We present a simple, two-part model of the locomotion of slender-bodied aquatic animals designed specifically for the needs of computer animation. The first part of the model is kinematic and addresses body deformations for three swimming modes: steady swimming, rapid starting, and turning. The second part of the model is dynamic and addresses the resulting propulsion of the aquatic animal. While this approach is not as general as a fully dynamic model, it provides the animator with a small set of intuitive parameters that directly control how the fish model moves and is more efficient to simulate.

TR-2001-20 Free-Surface Conditions in the Realistic Animation of Liquids, January 30, 2002 William F. Gates, 13 pages

The realistic animation of liquids based on the dynamic simulation of free-surface flow requires appropriate conditions on the liquid-gas interface. These conditions can be painstaking to implement and are in general not unique. We present the conditions we use in our implementation of a fluid animation system and discuss our rationale behind them.

TR-2001-22 Controlling Fluid Flow Simulation, January 30, 2002 William F. Gates and Alain Fournier, 3 pages

Simulating fluid dynamics can be a powerful approach to animating liquids and gases, but it is often difficult to ``direct'' the simulation to ``perform'' as desired.
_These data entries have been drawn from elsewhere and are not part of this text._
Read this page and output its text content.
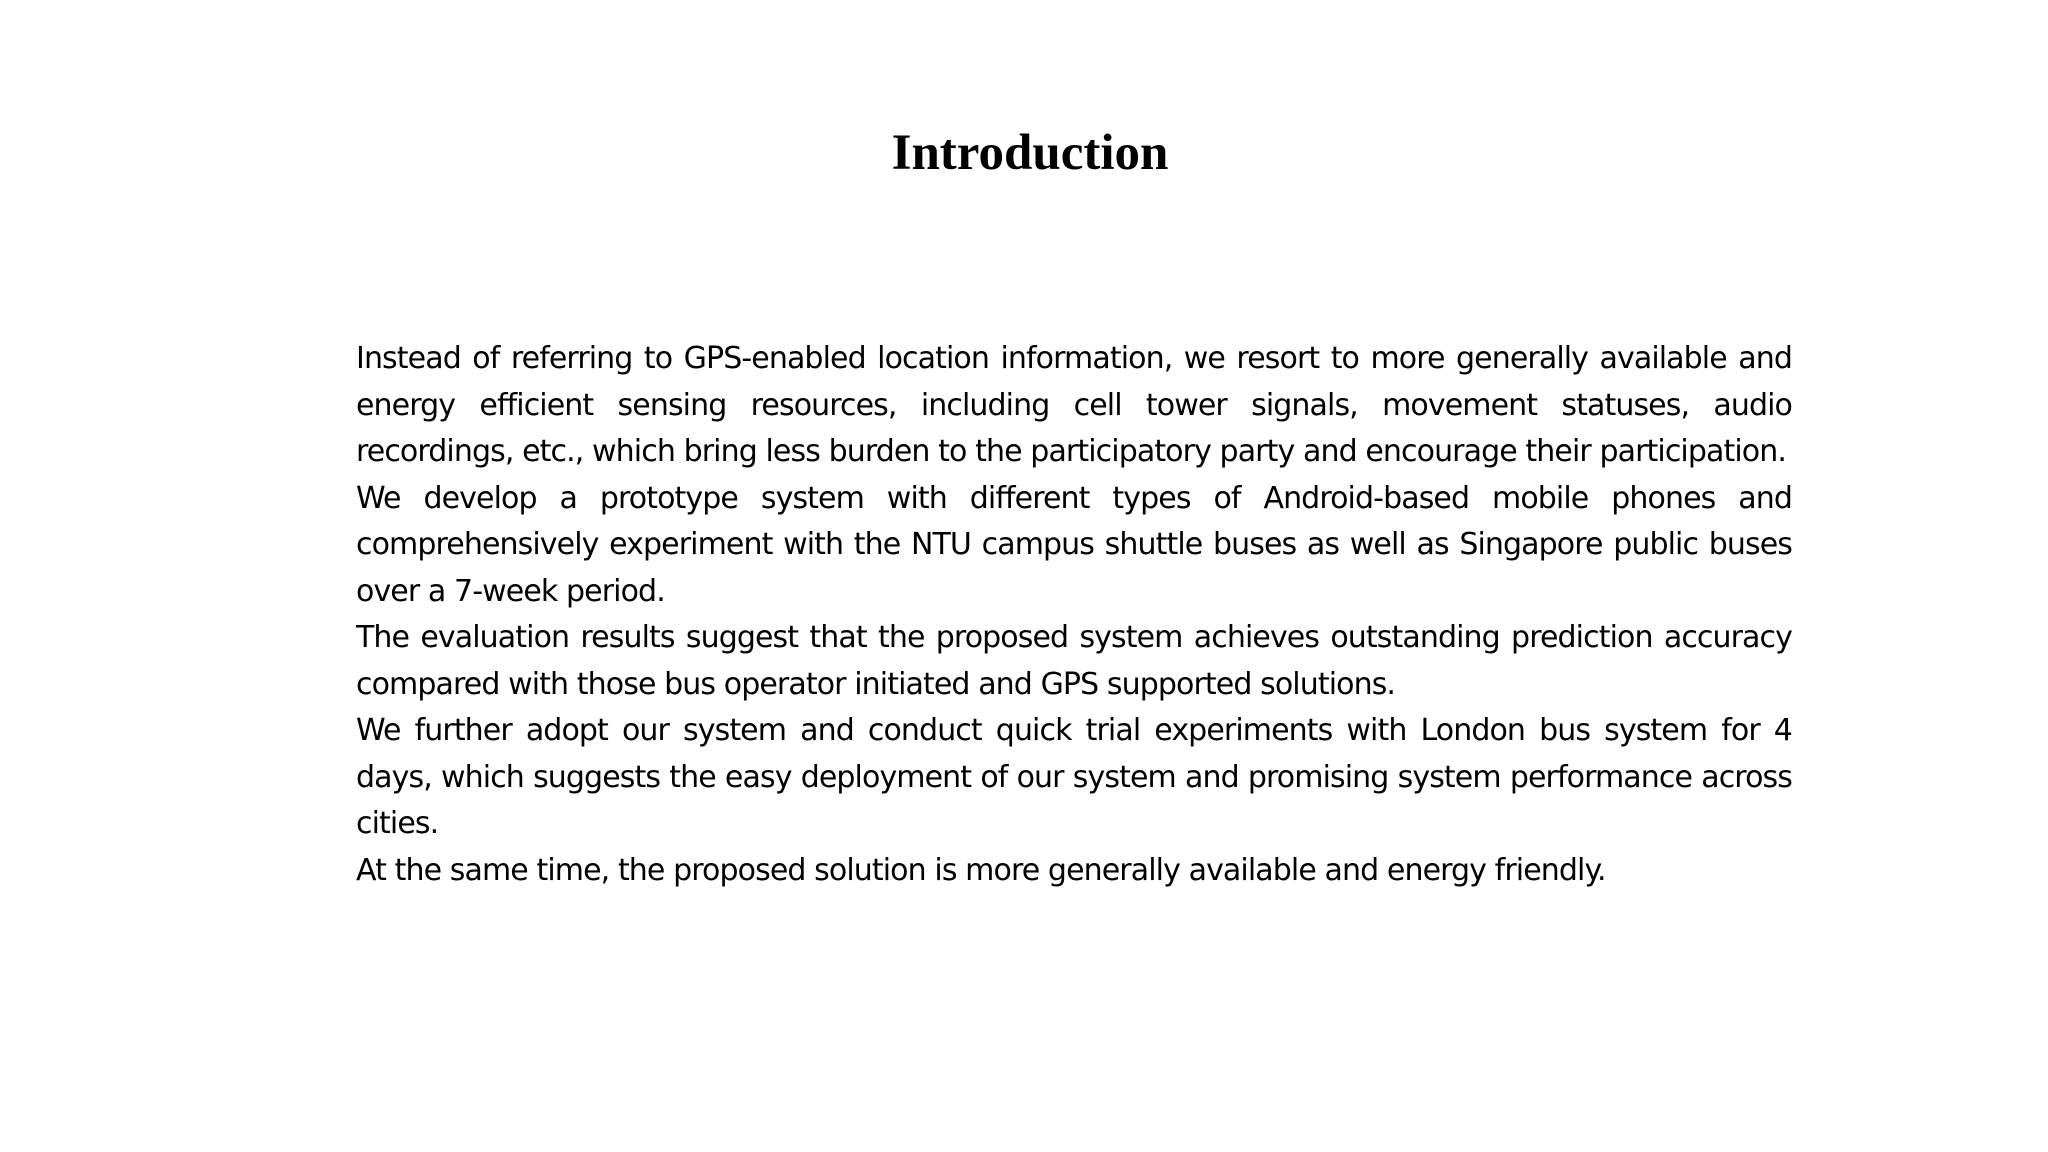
Introduction

Instead of referring to GPS-enabled location information, we resort to more generally available and energy efficient sensing resources, including cell tower signals, movement statuses, audio recordings, etc., which bring less burden to the participatory party and encourage their participation.

We develop a prototype system with different types of Android-based mobile phones and comprehensively experiment with the NTU campus shuttle buses as well as Singapore public buses over a 7-week period.

The evaluation results suggest that the proposed system achieves outstanding prediction accuracy compared with those bus operator initiated and GPS supported solutions.

We further adopt our system and conduct quick trial experiments with London bus system for 4 days, which suggests the easy deployment of our system and promising system performance across cities.

At the same time, the proposed solution is more generally available and energy friendly.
We introduce a simple yet powerful technique of controlling incompressible flow simulation for computer animation purposes that works for any simulation method using a projection scheme for numerically solving the Navier-Stokes equations. In our technique, an abstract vector field representing the desired influence over the simulated flow is modelled using simple primitives. This technique allows an arbitrarily degree of control over the simulated flow at every point while still conserving mass, momentum, and energy.